From Washington Monthly:
MORE ROVE WEIRDNESS....
As if the Jason Leopold/Karl Rove story weren't already bizarre enough, today it gets even weirder. Rove obviously hasn't been indicted, as Leopold reported several weeks ago, but it turns out that Leopold and Truthout are standing behind their story anyway.
Long story short, Truthout says that (a) Rove was secretly indicted, (b) Rove and his lawyer then went back to prosecutor Patrick Fitzgerald and made "concessions that Fitzgerald considered to be of high value," and (c) Fitzgerald subsequently agreed to hold off on the indictment.
And what were these concessions?
Our sources provided us with additional detail, saying that Fitzgerald is apparently examining closely Dick Cheney's role in the Valerie Plame matter, and apparently sought information and evidence from Karl Rove that would provide documentation of Cheney's involvement.
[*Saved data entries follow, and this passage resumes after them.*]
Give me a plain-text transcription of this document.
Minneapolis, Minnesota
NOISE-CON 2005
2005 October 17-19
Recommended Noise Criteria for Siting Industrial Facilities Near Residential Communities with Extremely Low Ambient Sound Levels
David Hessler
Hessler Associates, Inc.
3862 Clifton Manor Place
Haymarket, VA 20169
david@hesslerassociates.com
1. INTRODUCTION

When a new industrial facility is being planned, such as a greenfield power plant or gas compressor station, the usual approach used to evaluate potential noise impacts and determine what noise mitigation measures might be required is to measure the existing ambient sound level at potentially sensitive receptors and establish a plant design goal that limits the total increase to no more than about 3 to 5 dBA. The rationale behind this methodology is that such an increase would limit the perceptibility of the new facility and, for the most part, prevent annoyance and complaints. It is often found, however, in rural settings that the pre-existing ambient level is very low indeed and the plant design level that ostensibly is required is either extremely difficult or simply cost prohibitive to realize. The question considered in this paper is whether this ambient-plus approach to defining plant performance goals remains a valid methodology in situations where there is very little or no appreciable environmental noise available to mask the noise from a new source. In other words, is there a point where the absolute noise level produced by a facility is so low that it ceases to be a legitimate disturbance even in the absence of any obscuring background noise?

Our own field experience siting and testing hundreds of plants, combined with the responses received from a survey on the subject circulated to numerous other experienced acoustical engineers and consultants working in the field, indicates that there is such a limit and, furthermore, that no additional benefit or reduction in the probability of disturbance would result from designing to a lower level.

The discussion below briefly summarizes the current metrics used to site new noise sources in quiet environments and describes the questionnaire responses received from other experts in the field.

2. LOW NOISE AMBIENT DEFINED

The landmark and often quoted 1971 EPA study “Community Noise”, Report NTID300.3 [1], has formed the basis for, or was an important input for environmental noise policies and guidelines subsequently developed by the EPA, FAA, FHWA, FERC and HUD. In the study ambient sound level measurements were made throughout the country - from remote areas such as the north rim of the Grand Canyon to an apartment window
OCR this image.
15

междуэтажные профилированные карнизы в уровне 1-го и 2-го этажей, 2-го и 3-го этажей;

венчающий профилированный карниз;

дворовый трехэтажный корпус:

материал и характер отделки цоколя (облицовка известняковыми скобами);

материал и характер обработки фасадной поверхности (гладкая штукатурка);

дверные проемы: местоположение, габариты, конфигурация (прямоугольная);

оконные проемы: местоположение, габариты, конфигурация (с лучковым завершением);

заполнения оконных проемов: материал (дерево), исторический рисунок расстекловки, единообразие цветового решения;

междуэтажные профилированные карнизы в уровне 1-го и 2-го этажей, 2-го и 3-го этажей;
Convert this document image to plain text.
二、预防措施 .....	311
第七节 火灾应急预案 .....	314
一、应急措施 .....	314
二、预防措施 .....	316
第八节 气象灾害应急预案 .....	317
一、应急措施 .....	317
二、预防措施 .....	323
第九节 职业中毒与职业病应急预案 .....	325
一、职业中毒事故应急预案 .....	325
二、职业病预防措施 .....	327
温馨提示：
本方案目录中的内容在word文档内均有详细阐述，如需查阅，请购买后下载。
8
Rove apparently was reluctant to cooperate and Fitzgerald, it appears, was pressuring him to do so, our sources told us.
Truthout claims that their sources for this information are "career federal law enforcement and federal government officials." Truthout also claims that their senior editors have confirmed all this with their sources. They're not just relying on Jason Leopold.
Is this true? I don't have a clue, but I figure I should pass along the latest scuttlebutt regardless. And for what it's worth, there is one thing that makes me wonder if Rove is really in the clear: the fact that he refuses to make public the letter from Fitzgerald saying that he "does not anticipate seeking charges" against Rove at this time. Rove's spokesman says they won't release the letter because they have an agreement with Fitzgerald that they "wouldn't disclose direct communications or any documents between his office and ours." This is a pretty laughable excuse, and it's hard not to wonder just what's in that letter that they don't want anyone to see.